Vaccines and breeding groups must be created that are resistant to disease, not only to protect livestock production but also because these zoonotic diseases can kill humans.
“A good example people should keep in mind is the avian flu,” she said. “It is very difficult to control.”
Bertrand and her team have been gathering genotype data so they can determine the primary location of various cattle breeds and their susceptibility to disease.
Phenotype data remains a challenge to collect, but people can fill in the blanks by documenting how much milk is being collected, how many calves are born and how healthy they are.
Bertrand is working on isolating the genes that make certain animals resistant to diseases and transferring them to breed resistant cattle.
Women in Africa and Asia have a major role to play in data collection and animal health, Bertrand said.

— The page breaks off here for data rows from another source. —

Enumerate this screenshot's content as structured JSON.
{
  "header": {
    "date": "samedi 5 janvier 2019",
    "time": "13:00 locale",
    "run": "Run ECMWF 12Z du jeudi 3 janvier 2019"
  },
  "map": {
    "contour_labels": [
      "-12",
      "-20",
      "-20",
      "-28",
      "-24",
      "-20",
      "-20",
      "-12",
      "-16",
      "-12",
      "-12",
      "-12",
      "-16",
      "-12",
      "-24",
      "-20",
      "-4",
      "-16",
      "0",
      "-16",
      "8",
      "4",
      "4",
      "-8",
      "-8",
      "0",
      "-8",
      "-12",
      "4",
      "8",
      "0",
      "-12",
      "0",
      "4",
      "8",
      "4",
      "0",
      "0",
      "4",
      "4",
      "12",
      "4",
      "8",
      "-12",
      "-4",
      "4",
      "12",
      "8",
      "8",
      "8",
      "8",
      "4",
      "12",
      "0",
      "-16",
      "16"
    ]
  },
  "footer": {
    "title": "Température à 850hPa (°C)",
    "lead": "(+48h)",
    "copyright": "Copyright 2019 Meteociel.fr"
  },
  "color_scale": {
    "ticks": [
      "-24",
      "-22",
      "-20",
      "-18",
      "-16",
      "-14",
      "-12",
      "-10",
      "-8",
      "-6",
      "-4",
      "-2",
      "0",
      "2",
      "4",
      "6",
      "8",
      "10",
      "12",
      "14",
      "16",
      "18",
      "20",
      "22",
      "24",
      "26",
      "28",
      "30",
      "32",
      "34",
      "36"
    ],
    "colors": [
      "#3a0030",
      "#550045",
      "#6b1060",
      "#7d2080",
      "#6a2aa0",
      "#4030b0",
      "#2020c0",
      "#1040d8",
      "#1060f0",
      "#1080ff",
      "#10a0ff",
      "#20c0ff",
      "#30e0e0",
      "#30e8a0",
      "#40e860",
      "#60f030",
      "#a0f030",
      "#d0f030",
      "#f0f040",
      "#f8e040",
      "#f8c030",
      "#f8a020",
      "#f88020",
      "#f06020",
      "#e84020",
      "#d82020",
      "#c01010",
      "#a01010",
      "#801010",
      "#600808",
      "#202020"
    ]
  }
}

“Some villages, if you have four litres of milk per day, you are very happy,” she said.
“If you tell women they can have 10 litres a day, the women will start thinking, ‘I can drink two litres and sell eight. If I sell eight, I will have enough money for school fees or that pretty dress or that school uniform.’ ”
Bertrand said this is one way her organization empowers women. And through this empowerment, women collect data about their cows, which can be used to establish the kind of breeding that needs to be done to produce a better herd.
“The goal is to produce a breeding herd with total immunities,” she said.